Haïti-Insécurité: SOS Journalistes salue la libération du journaliste Roger Claudy Israel et appelle à la fin des enlèvements
Dans une note rendue publique ce lundi 21 avril, SOS Journalistes a exprimé son soulagement à l’annonce de la libération, le jeudi 17 avril, du journaliste et propriétaire de la station RC FM, Roger Claudy Israel, ainsi que de son frère Marco Israel. Les deux hommes avaient été enlevés et retenus en otage pendant près de deux semaines par des groupes de la coalition Viv Ansanm.
Cette libération est survenue à l’issue de démarches menées par SOS Journalistes auprès de figures influentes de cette alliance criminelle, notamment Jimmy Chérisier, alias Barbecue, Celui-ci serait intervenu auprès de Wilson Joseph, connu sous le surnom de “Lanmò San Jou”, chef du gang “400 Mawozo”, pour obtenir la libération des deux otages.
Roger Claudy et Marco Israel avaient été drôlement enlevés quelques jours après l’attaque coordonnée du 31 mars 2025, qui avait plongé la commune de Mirebalais dans le chaos. Des civils lourdement armés avaient semé la terreur, provoquant la fuite des autorités locales, les familles, la libération massive de détenus, ainsi que l’enlèvement de plusieurs civils.

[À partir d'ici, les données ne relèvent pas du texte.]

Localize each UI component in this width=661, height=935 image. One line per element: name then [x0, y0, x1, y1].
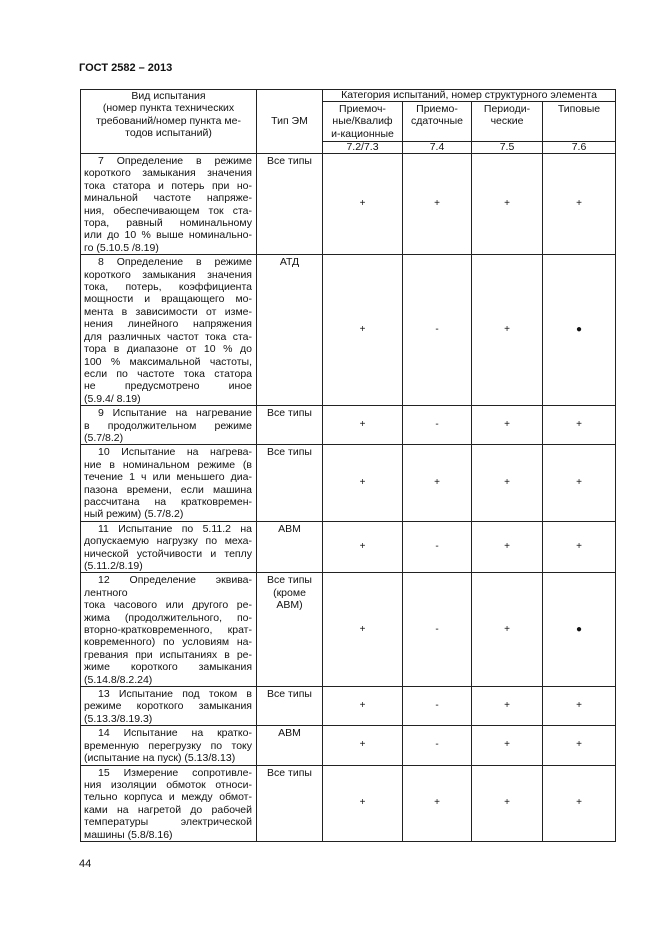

Après plusieurs jours de sensibilisation menées par SOS Journalistes et une proche alliée de la famille, les deux frères ont finalement été relâchés et raccompagnés sains et saufs à leur domicile. Leur retour s’est effectué sous escorte d’hommes armés affiliés au gang 400 Mawozo, dirigé par Wilson Joseph, recherché activement par les autorités américaines.
SOS Journalistes et les proches de Roger Claudy Israel ont tenu à remercier l’Association Interaméricaine de Presse (IAPA), le Committee to Protect Journalists (CPJ) et Reporters Sans Frontières (RSF) pour leur soutien moral et leur plaidoirie en faveur de la libération du journaliste.
Tout en se réjouissant de cette issue favorable, SOS Journalistes a renouvelé son appel aux groupes armés haïtiens pour qu’ils renoncent une fois pour toutes aux pratiques d’enlèvement, qualifiées de criminelles, atroces et inhumaines, qui continuent de mettre en péril la vie des citoyens et decapitalisé plusieurs familles dans l’air métropolitaine de Port-au-Prince.